MA Art in Science
Gary Lester is fascinated by the consilience of maths and art. His practice-led research uses performative sculpture to aid in the understanding of mathematical concepts.
The use of abstract mathematical notation has enabled mathematics to progress into previously unthought of conceptual areas. Without the application of mathematical notation, the evolution of pure mathematics would have been stunted. Throughout history branches in pure mathematics have at first seemed unable to be applied to the real world. Only for technology or science to catch up and find a use for them.
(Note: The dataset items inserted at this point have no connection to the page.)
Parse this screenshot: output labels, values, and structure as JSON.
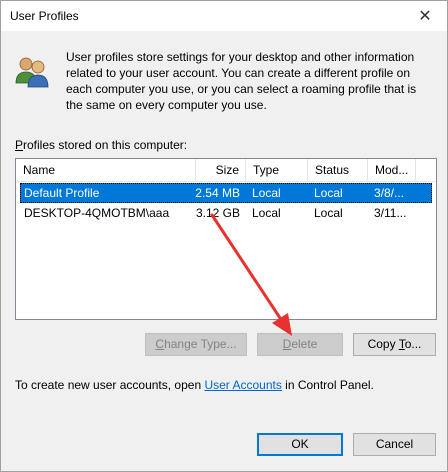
{
  "window": {
    "title": "User Profiles",
    "close_glyph": "✕"
  },
  "intro": "User profiles store settings for your desktop and other information related to your user account. You can create a different profile on each computer you use, or you can select a roaming profile that is the same on every computer you use.",
  "profiles_label": {
    "prefix": "",
    "underlined": "P",
    "rest": "rofiles stored on this computer:"
  },
  "table": {
    "columns": [
      "Name",
      "Size",
      "Type",
      "Status",
      "Mod..."
    ],
    "rows": [
      {
        "name": "Default Profile",
        "size": "2.54 MB",
        "type": "Local",
        "status": "Local",
        "modified": "3/8/...",
        "selected": true
      },
      {
        "name": "DESKTOP-4QMOTBM\\aaa",
        "size": "3.12 GB",
        "type": "Local",
        "status": "Local",
        "modified": "3/11...",
        "selected": false
      }
    ]
  },
  "buttons": {
    "change_type": {
      "ul": "C",
      "rest": "hange Type..."
    },
    "delete": {
      "ul": "D",
      "rest": "elete"
    },
    "copy_to": {
      "pre": "Copy ",
      "ul": "T",
      "rest": "o..."
    },
    "ok": "OK",
    "cancel": "Cancel"
  },
  "footer": {
    "before": "To create new user accounts, open ",
    "link": "User Accounts",
    "after": " in Control Panel."
  },
  "colors": {
    "selection": "#0078d7",
    "arrow": "#e8322f",
    "link": "#0066cc"
  },
  "icons": [
    "users-icon",
    "close-icon"
  ]
}
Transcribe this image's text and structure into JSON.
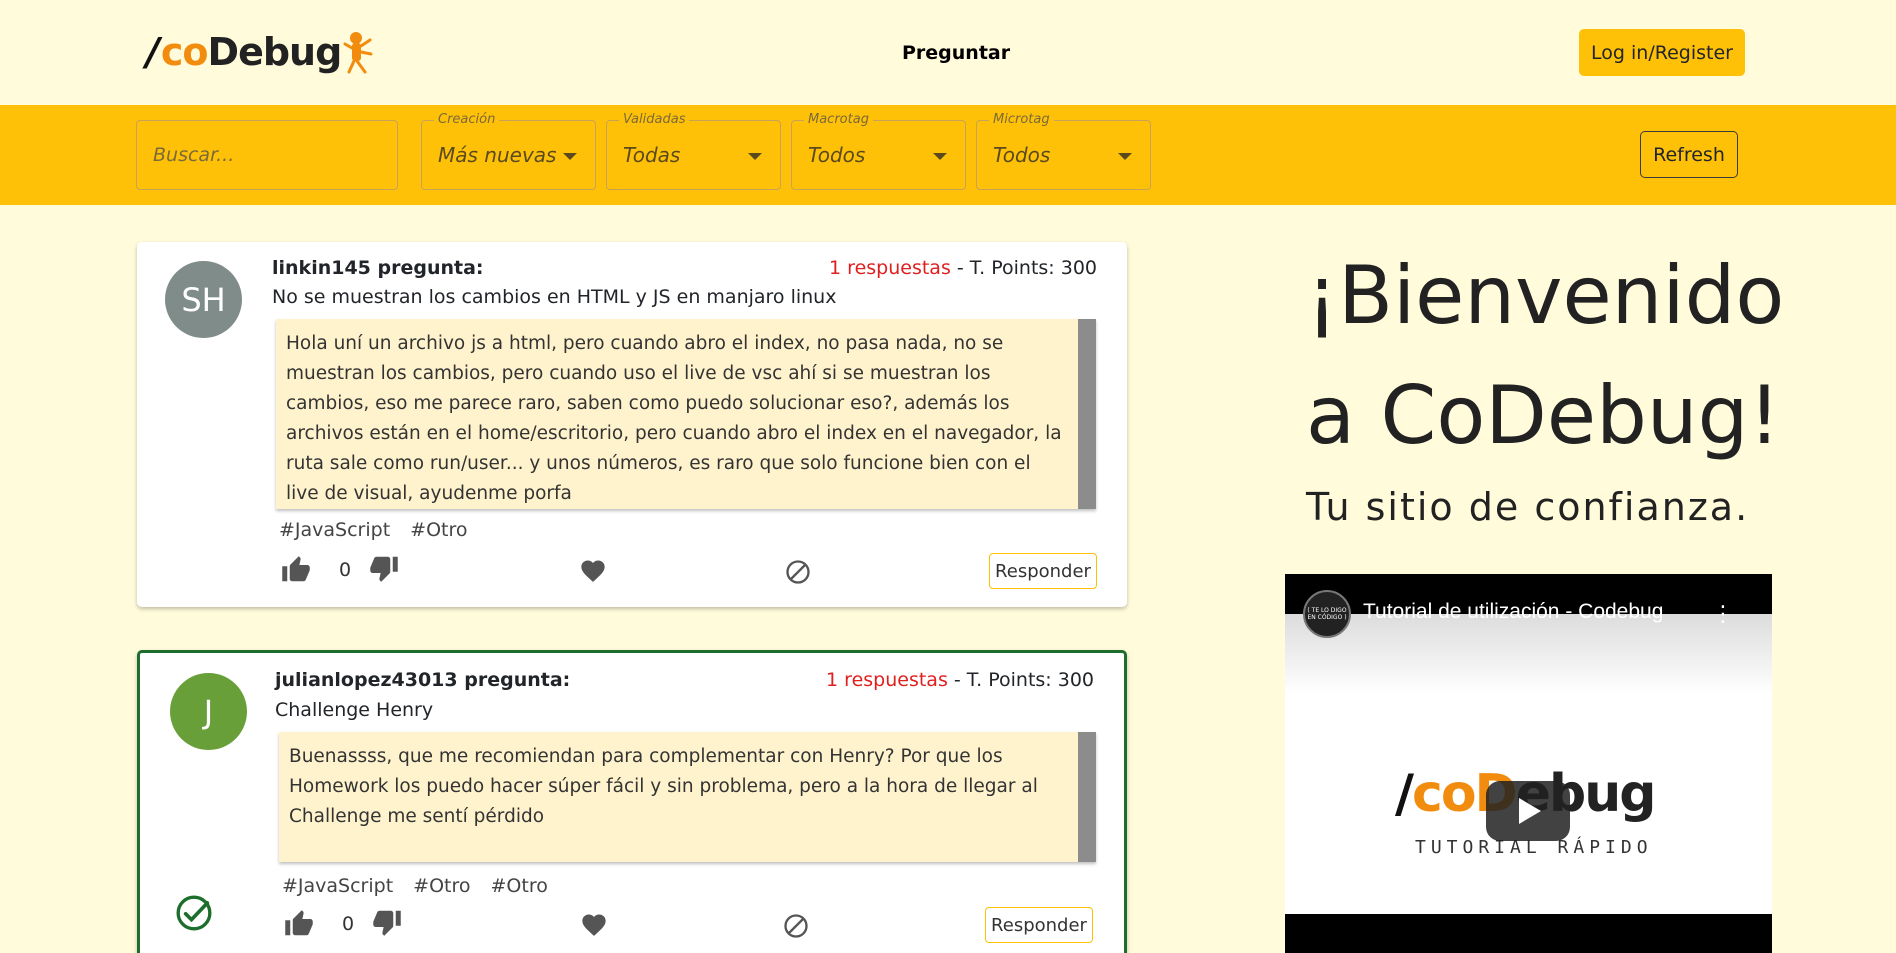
{
  "header": {
    "logo": {
      "slash": "/",
      "co": "co",
      "de": "De",
      "bug": "bug"
    },
    "nav_ask": "Preguntar",
    "login_label": "Log in/Register"
  },
  "filters": {
    "search_placeholder": "Buscar...",
    "selects": [
      {
        "legend": "Creación",
        "value": "Más nuevas"
      },
      {
        "legend": "Validadas",
        "value": "Todas"
      },
      {
        "legend": "Macrotag",
        "value": "Todos"
      },
      {
        "legend": "Microtag",
        "value": "Todos"
      }
    ],
    "refresh_label": "Refresh"
  },
  "posts": [
    {
      "avatar_initials": "SH",
      "avatar_color": "#808c8a",
      "author_line": "linkin145 pregunta:",
      "title": "No se muestran los cambios en HTML y JS en manjaro linux",
      "answers": "1 respuestas",
      "separator": " - ",
      "points": "T. Points: 300",
      "body": "Hola uní un archivo js a html, pero cuando abro el index, no pasa nada, no se muestran los cambios, pero cuando uso el live de vsc ahí si se muestran los cambios, eso me parece raro, saben como puedo solucionar eso?, además los archivos están en el home/escritorio, pero cuando abro el index en el navegador, la ruta sale como run/user... y unos números, es raro que solo funcione bien con el live de visual, ayudenme porfa",
      "tags": [
        "#JavaScript",
        "#Otro"
      ],
      "likes": "0",
      "respond_label": "Responder",
      "validated": false
    },
    {
      "avatar_initials": "J",
      "avatar_color": "#689f38",
      "author_line": "julianlopez43013 pregunta:",
      "title": "Challenge Henry",
      "answers": "1 respuestas",
      "separator": " - ",
      "points": "T. Points: 300",
      "body": "Buenassss, que me recomiendan para complementar con Henry? Por que los Homework los puedo hacer súper fácil y sin problema, pero a la hora de llegar al Challenge me sentí pérdido",
      "tags": [
        "#JavaScript",
        "#Otro",
        "#Otro"
      ],
      "likes": "0",
      "respond_label": "Responder",
      "validated": true
    }
  ],
  "welcome": {
    "line1": "¡Bienvenido",
    "line2": "a CoDebug!",
    "tagline": "Tu sitio de confianza."
  },
  "video": {
    "channel_text": "( TE LO DIGO EN CÓDIGO )",
    "title": "Tutorial de utilización - Codebug",
    "more": "⋮",
    "logo_slash": "/",
    "logo_co": "coD",
    "logo_ebug": "ebug",
    "subtitle": "TUTORIAL RÁPIDO"
  },
  "colors": {
    "accent": "#ffc107",
    "background": "#fffbdb",
    "answers_red": "#e01f1f",
    "validated_green": "#1d6e2c"
  }
}
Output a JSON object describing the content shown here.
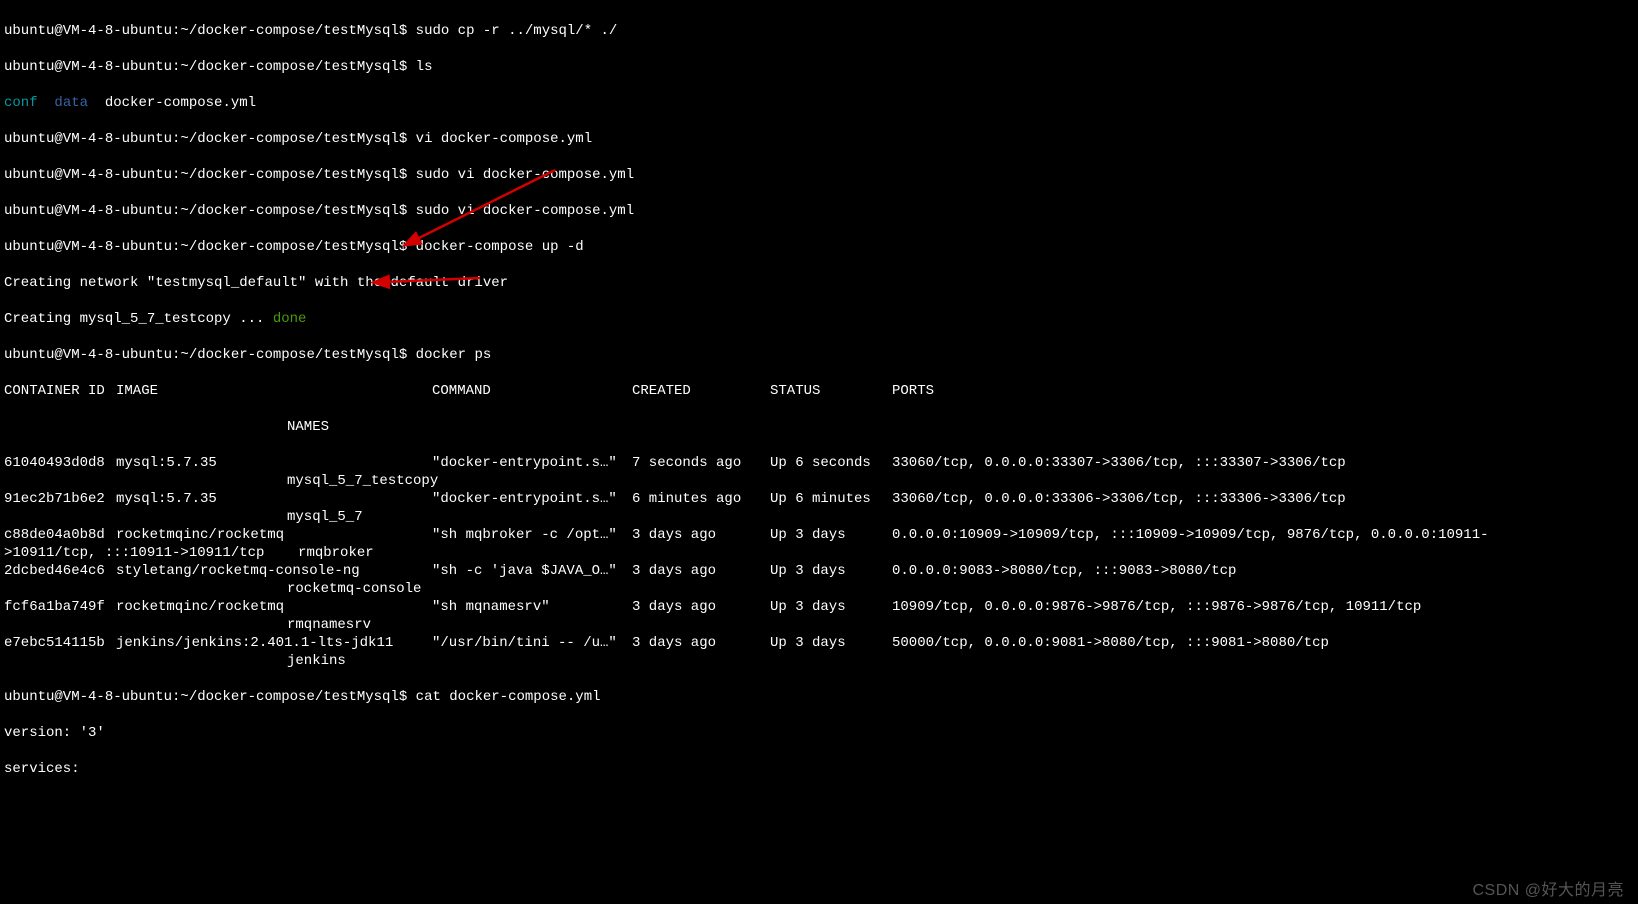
{
  "prompt": "ubuntu@VM-4-8-ubuntu:~/docker-compose/testMysql$",
  "cmds": {
    "cp": "sudo cp -r ../mysql/* ./",
    "ls": "ls",
    "vi1": "vi docker-compose.yml",
    "vi2": "sudo vi docker-compose.yml",
    "vi3": "sudo vi docker-compose.yml",
    "up": "docker-compose up -d",
    "ps": "docker ps",
    "cat": "cat docker-compose.yml"
  },
  "ls_out": {
    "conf": "conf",
    "data": "data",
    "file": "docker-compose.yml"
  },
  "up_out": {
    "net": "Creating network \"testmysql_default\" with the default driver",
    "create": "Creating mysql_5_7_testcopy ... ",
    "done": "done"
  },
  "ps": {
    "hdr": {
      "id": "CONTAINER ID",
      "image": "IMAGE",
      "names_lbl": "NAMES",
      "cmd": "COMMAND",
      "created": "CREATED",
      "status": "STATUS",
      "ports": "PORTS"
    },
    "rows": [
      {
        "id": "61040493d0d8",
        "image": "mysql:5.7.35",
        "name": "mysql_5_7_testcopy",
        "cmd": "\"docker-entrypoint.s…\"",
        "created": "7 seconds ago",
        "status": "Up 6 seconds",
        "ports": "33060/tcp, 0.0.0.0:33307->3306/tcp, :::33307->3306/tcp"
      },
      {
        "id": "91ec2b71b6e2",
        "image": "mysql:5.7.35",
        "name": "mysql_5_7",
        "cmd": "\"docker-entrypoint.s…\"",
        "created": "6 minutes ago",
        "status": "Up 6 minutes",
        "ports": "33060/tcp, 0.0.0.0:33306->3306/tcp, :::33306->3306/tcp"
      },
      {
        "id": "c88de04a0b8d",
        "image": "rocketmqinc/rocketmq",
        "name": "rmqbroker",
        "cmd": "\"sh mqbroker -c /opt…\"",
        "created": "3 days ago",
        "status": "Up 3 days",
        "ports": "0.0.0.0:10909->10909/tcp, :::10909->10909/tcp, 9876/tcp, 0.0.0.0:10911->10911/tcp, :::10911->10911/tcp"
      },
      {
        "id": "2dcbed46e4c6",
        "image": "styletang/rocketmq-console-ng",
        "name": "rocketmq-console",
        "cmd": "\"sh -c 'java $JAVA_O…\"",
        "created": "3 days ago",
        "status": "Up 3 days",
        "ports": "0.0.0.0:9083->8080/tcp, :::9083->8080/tcp"
      },
      {
        "id": "fcf6a1ba749f",
        "image": "rocketmqinc/rocketmq",
        "name": "rmqnamesrv",
        "cmd": "\"sh mqnamesrv\"",
        "created": "3 days ago",
        "status": "Up 3 days",
        "ports": "10909/tcp, 0.0.0.0:9876->9876/tcp, :::9876->9876/tcp, 10911/tcp"
      },
      {
        "id": "e7ebc514115b",
        "image": "jenkins/jenkins:2.401.1-lts-jdk11",
        "name": "jenkins",
        "cmd": "\"/usr/bin/tini -- /u…\"",
        "created": "3 days ago",
        "status": "Up 3 days",
        "ports": "50000/tcp, 0.0.0.0:9081->8080/tcp, :::9081->8080/tcp"
      }
    ]
  },
  "cat_out": {
    "version": "version: '3'",
    "services": "services:"
  },
  "watermark": "CSDN @好大的月亮"
}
Gary's praxis does not diminish or belittle the importance of mathematical notation, but investigates the efficacy of using concrete forms in the advancement of understanding mathematical concepts.
It is not often that art is an origin to further mathematical understanding, and Gary's 2-adic Valley illustrates the movement of numbers from the complex plane and numbers in higher dimension spaces finding their place on a one dimensional p-adic numberline. Through the production of 2-adic valley Gary questions whether a second dimension is possible in the non-Euclidean p-adic metric.
Recently, he has explored the stochastic nature of double pendulums and Isaac Newton’s Proposition LXVI, and used complex numbers as an inspiration for producing a sculpture titled eye^i. The sculpture Janus is created based on the study of fractal dimensions calculation methods; Hausdorff measure and Minkowski-Bouligand measure. It has been inspiration for carrying out meta-analysis of using concrete forms to promote mathematical learning in tertiary education; which will be the starting point for further PhD studies.